Tribunal Administratif d'Orléans — Décision N° TA45-2502262

lundi 1 septembre 2025

JuridictionTribunal Administratif d'Orléans
SectionTribunal Administratif d'Orléans
N° DossierTA45-2502262
TypeOrdonnance
RecoursPlein contentieux
PublicationD

Résumé IA

Le Tribunal administratif d’Orléans a rejeté la requête de Mme A, qui demandait une remise totale de sa dette de prime d’activité de 2 457,59 euros. La requête a été jugée manifestement irrecevable car, malgré une demande de régularisation, la requérante n’a pas produit la décision de la caisse d’allocations familiales contestée, comme l’exigent les articles R. 412-1 et R. 612-1 du code de justice administrative. En application du 4° de l’article R. 222-1 du même code, le tribunal a prononcé le rejet sans examen au fond.

Texte intégral

Vu la procédure suivante :

Par une requête, enregistrée le 7 mai 2025, Mme B A demande au tribunal une remise totale de sa dette de prime d'activité d'un montant de 2457,59 euros mise à sa charge par la caisse d'allocations familiales d'Eure-et-Loir.

Elle soutient qu'elle ne peut rembourser la somme en raison de ses charges financières et de famille.

Vu les autres pièces du dossier.

Vu le code de justice administrative.

Considérant ce qui suit :

1. D'une part, aux termes de l'article R. 222-1 du code de justice administrative : " Les présidents de tribunal administratif () peuvent, par ordonnance : () / 4° Rejeter les requêtes manifestement irrecevables, lorsque la juridiction n'est pas tenue d'inviter leur auteur à les régulariser ou qu'elles n'ont pas été régularisées à l'expiration du délai imparti par une demande en ce sens () ".

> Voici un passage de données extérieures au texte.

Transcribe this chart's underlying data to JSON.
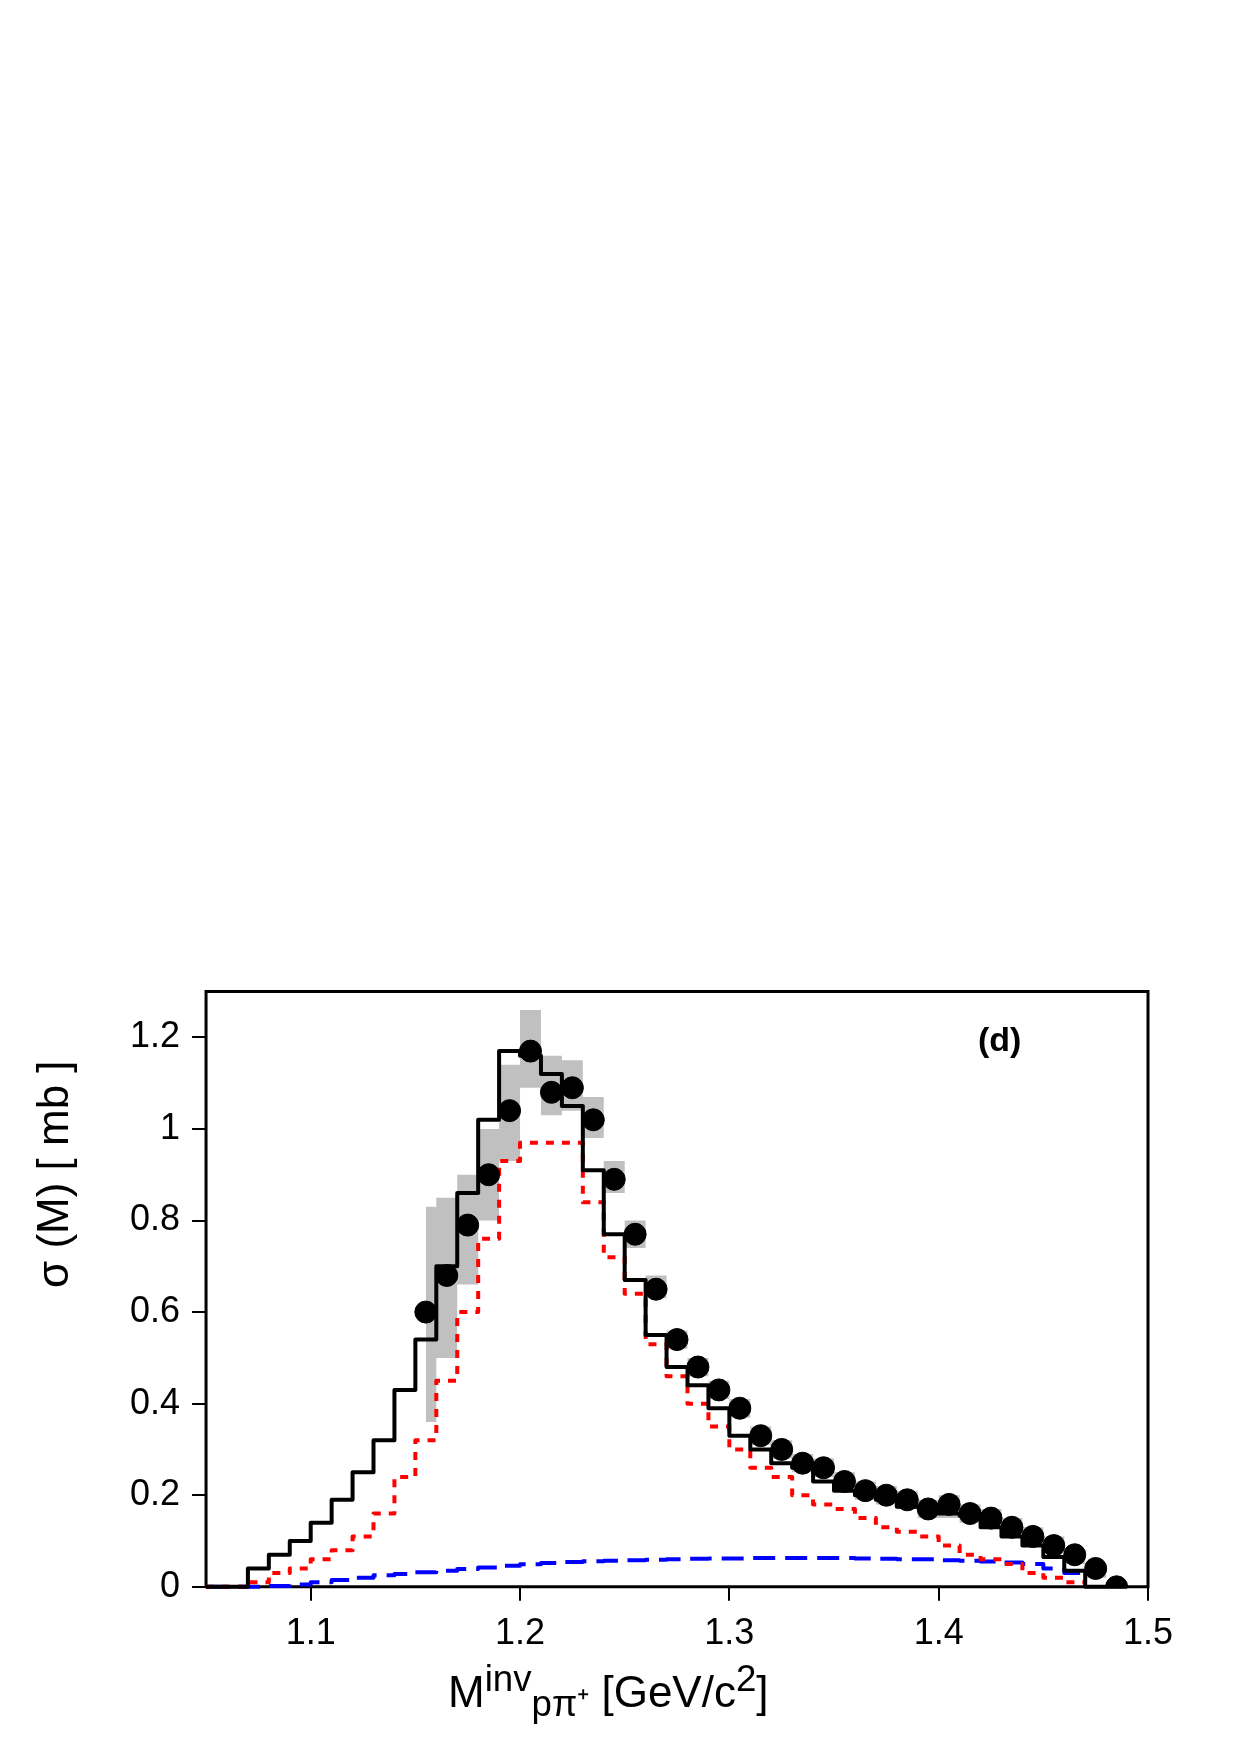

2. Aux termes de l'article R. 412-1 du code de justice administrative : " La requête doit, à peine d'irrecevabilité, être accompagnée, sauf impossibilité justifiée, de l'acte attaqué ou, dans le cas mentionné à l'article R. 421-2, de la pièce justifiant de la date de dépôt de la réclamation () ". L'article R. 612-1 de ce code dispose que : " Lorsque des conclusions sont entachées d'une irrecevabilité susceptible d'être couverte après l'expiration du délai de recours, la juridiction ne peut les rejeter en relevant d'office cette irrecevabilité qu'après avoir invité leur auteur à les régulariser. () La demande de régularisation mentionne que, à défaut de régularisation, les conclusions pourront être rejetées comme irrecevables dès l'expiration du délai imparti qui, sauf urgence, ne peut être inférieur à quinze jours. () ".

3. En dépit de la demande de régularisation qui lui a été adressée par courrier du 7 juillet 2025 revenu au tribunal avec la mention " pli avisé et non réclamé " en date du 11 juin 2025, Mme A n'a pas justifié avoir produit la décision de la caisse d'allocations familiales d'Eure-et-Loir prononçant la dette dont elle souhaite une remise, pas plus que la décision refusant sa demande de remise de dette dans le délai qui lui était imparti. Par suite, sa requête doit être regardée comme étant manifestement irrecevable et rejetée, en application du 4° de l'article R. 222-1 du code de justice administrative.

O R D O N N E :

Article 1er : La requête de Mme A est rejetée.

Article 2 : La présente ordonnance sera notifiée à Mme B A.

Fait à Orléans, le 1er septembre 2025.

Le président du tribunal,

B. GUÉVEL

La République mande et ordonne à la ministre du travail, de la santé, des solidarités et des familles en ce qui la concerne ou à tous commissaires de justice à ce requis en ce qui concerne les voies de droit commun contre les parties privées, de pourvoir à l'exécution de la présente décision.